According to CNN, Trump made the announcement when the U.S. hit 100,000 deaths in the coronavirus pandemic and as massive protests roiled Minneapolis, but mentioned neither, focusing instead on casting China as an existential geopolitical threat.
Trump was trying to use China to distract from the pandemic and battered economy, the Washington Post quoted U.S senator Charles E. Schumer as saying.

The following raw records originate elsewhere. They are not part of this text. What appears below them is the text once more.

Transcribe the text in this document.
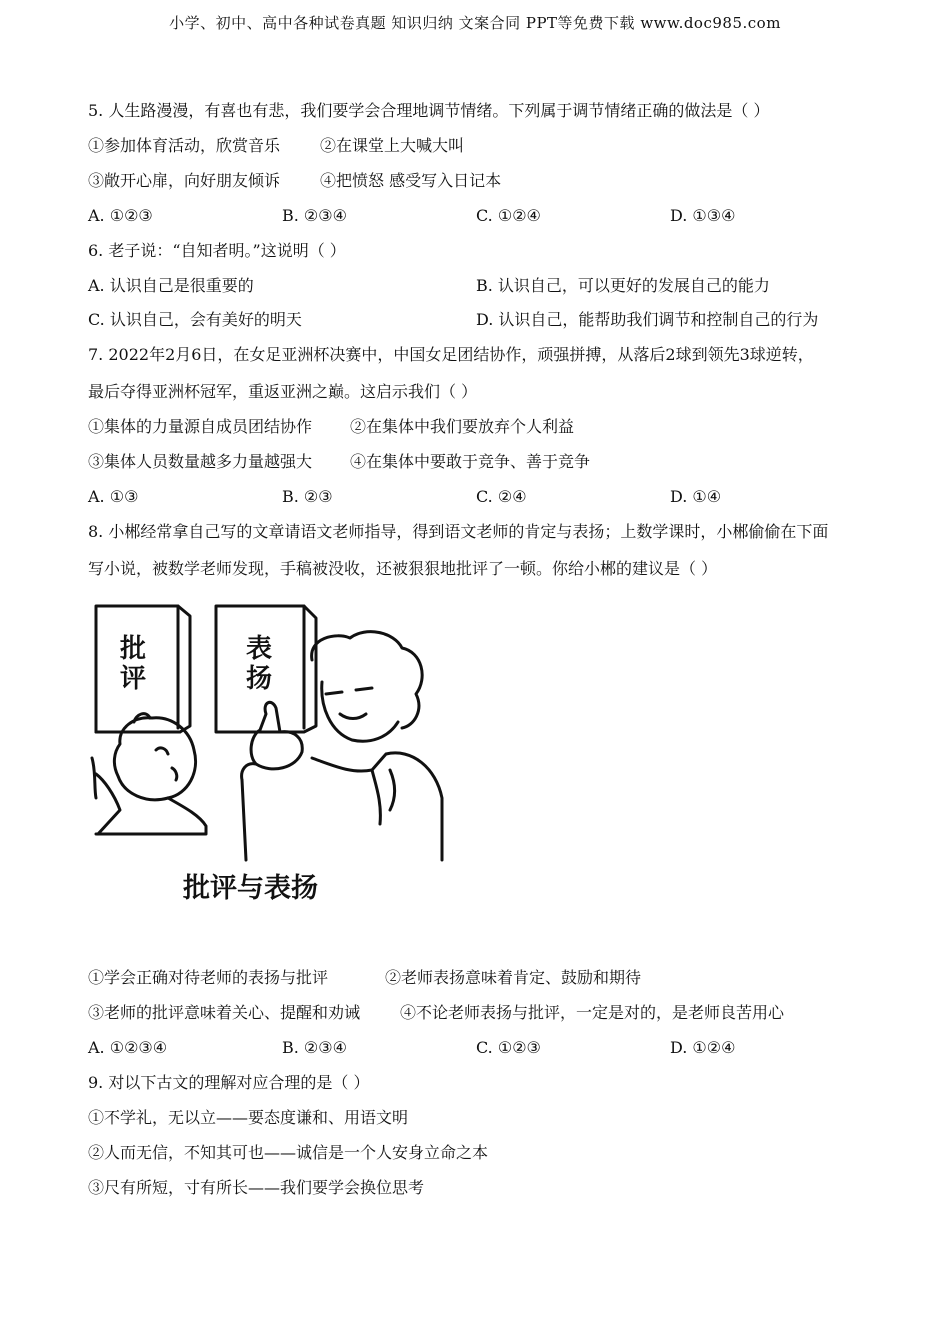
小学、初中、高中各种试卷真题 知识归纳 文案合同 PPT等免费下载 www.doc985.com
5. 人生路漫漫，有喜也有悲，我们要学会合理地调节情绪。下列属于调节情绪正确的做法是（ ）
①参加体育活动，欣赏音乐 ②在课堂上大喊大叫
③敞开心扉，向好朋友倾诉 ④把愤怒 感受写入日记本
A. ①②③	B. ②③④	C. ①②④	D. ①③④
6. 老子说：“自知者明。”这说明（ ）
A. 认识自己是很重要的	B. 认识自己，可以更好的发展自己的能力
C. 认识自己，会有美好的明天	D. 认识自己，能帮助我们调节和控制自己的行为
7. 2022年2月6日，在女足亚洲杯决赛中，中国女足团结协作，顽强拼搏，从落后2球到领先3球逆转，
最后夺得亚洲杯冠军，重返亚洲之巅。这启示我们（ ）
①集体的力量源自成员团结协作 ②在集体中我们要放弃个人利益
③集体人员数量越多力量越强大 ④在集体中要敢于竞争、善于竞争
A. ①③	B. ②③	C. ②④	D. ①④
8. 小郴经常拿自己写的文章请语文老师指导，得到语文老师的肯定与表扬；上数学课时，小郴偷偷在下面
写小说，被数学老师发现，手稿被没收，还被狠狠地批评了一顿。你给小郴的建议是（ ）
批评
表扬
批评与表扬
①学会正确对待老师的表扬与批评	②老师表扬意味着肯定、鼓励和期待
③老师的批评意味着关心、提醒和劝诫 ④不论老师表扬与批评，一定是对的，是老师良苦用心
A. ①②③④	B. ②③④	C. ①②③	D. ①②④
9. 对以下古文的理解对应合理的是（ ）
①不学礼，无以立——要态度谦和、用语文明
②人而无信，不知其可也——诚信是一个人安身立命之本
③尺有所短，寸有所长——我们要学会换位思考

“President Trump’s Rose Garden event just now was pathetic,” he said. “It perfectly encapsulates his inability to lead when our nation needs it most. The only question is whether President Trump is afraid to lead or just doesn’t know how.”
Trump’s goal was to make China a foe, which was part of his reelection campaign strategy, according to some U.S. media.
The Los Angeles Times reported that Trump’s action aligned with a campaign strategy of presenting himself as tougher on China than his rival presidential candidate Joe Biden. He has deflected criticism of his response to the coronavirus, which has now claimed more than 100,000 American lives, by blaming China.
With the pandemic and various self-inflicted crises complicating his reelection prospects, Trump was intent on using China as a primary foil to galvanize the nationalist fervor of his supporters that propelled his 2016 campaign, the newspaper said.
Trump can try and blame China for all of his economic and financial problems and say, ‘I am the man who sees the problem’, Harry J. Kazianis, a senior director at the conservative think tank the Center for the National Interest, told the newspaper.
“Trump’s goal is to make China his new Hillary Clinton — a foe he can attack day after day to try and make the case of why he should be president,” he said.